Sure, she'd stolen the line from me; I had suggested the very same thing to her several weeks before when asking her if she or her friends ever swore (of course, she told me no). But to hear her snap of the explanation so quickly and capably made me take a step back. She's changed. 

And I know that while the fights are over small things - bedtime, too many snacks, wearing or not wearing a coat to school -- there is a larger subtext motivating me. My daughter is entering puberty. Soon the arguments will be over curfew, car rides, boyfriends. The temptation will be to smell her breath when she gets home, to search her room, to question whether or no the band she's listening to is reflective of her state of psychological well being.  And it won't be because of concern over what I might find. It will be because of larger, less accessible fear.

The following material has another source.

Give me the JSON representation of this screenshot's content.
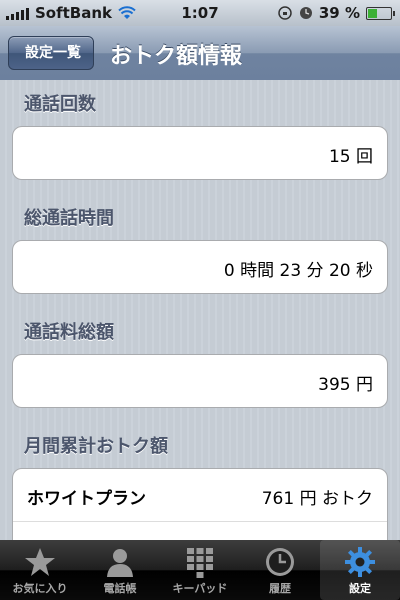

Fear of letting go. Fear of pain, and suffering. And death.

This fear iosn't limited to my daughter, either. My father had a near heart attack. He's already had a tumor taken from his lung. My mother has emphysema. My wife's father has had a stroke and an arrythma.  Both her parents have.  One friend's mom has cancer.  Another's dad just died of it.  I've entered into that stage in life when I am now concerned for the health and well being of growing children and declining elders.All this fear, this fear of loss, of separation.

How do we let go that which we cherish most?  My friend's sister is teaching me the simplest truth - we don't. It's not going to happen. And if it's not going to happen, if letting go easily is not part of the program, then I must learn to live in accordance with Franklin Roosevelt's great statement, "The only thing we have to fear is fear itself."

The undoing does not come by death or destruction. The undoing comes from within our own minds and hearts, when we chose to seek a way out from the nature of experience.  We learn to live with the fear. We do what we can, we do the best we can, and we accept the inevitability of fear, the inevitability of suffering, and the inevitability of loss.  And we work to nurture and express our love, and - like my friend's sister - we hold on to it. becuase it is what are are, it is what we do.  It's not a battle against anything.  We care because we are here;  our loving energy is binding.  So is our pain. They arise together, from the same source. Our sorrow and our suffering come when we fail to attend to these simpler principles of experience and existence.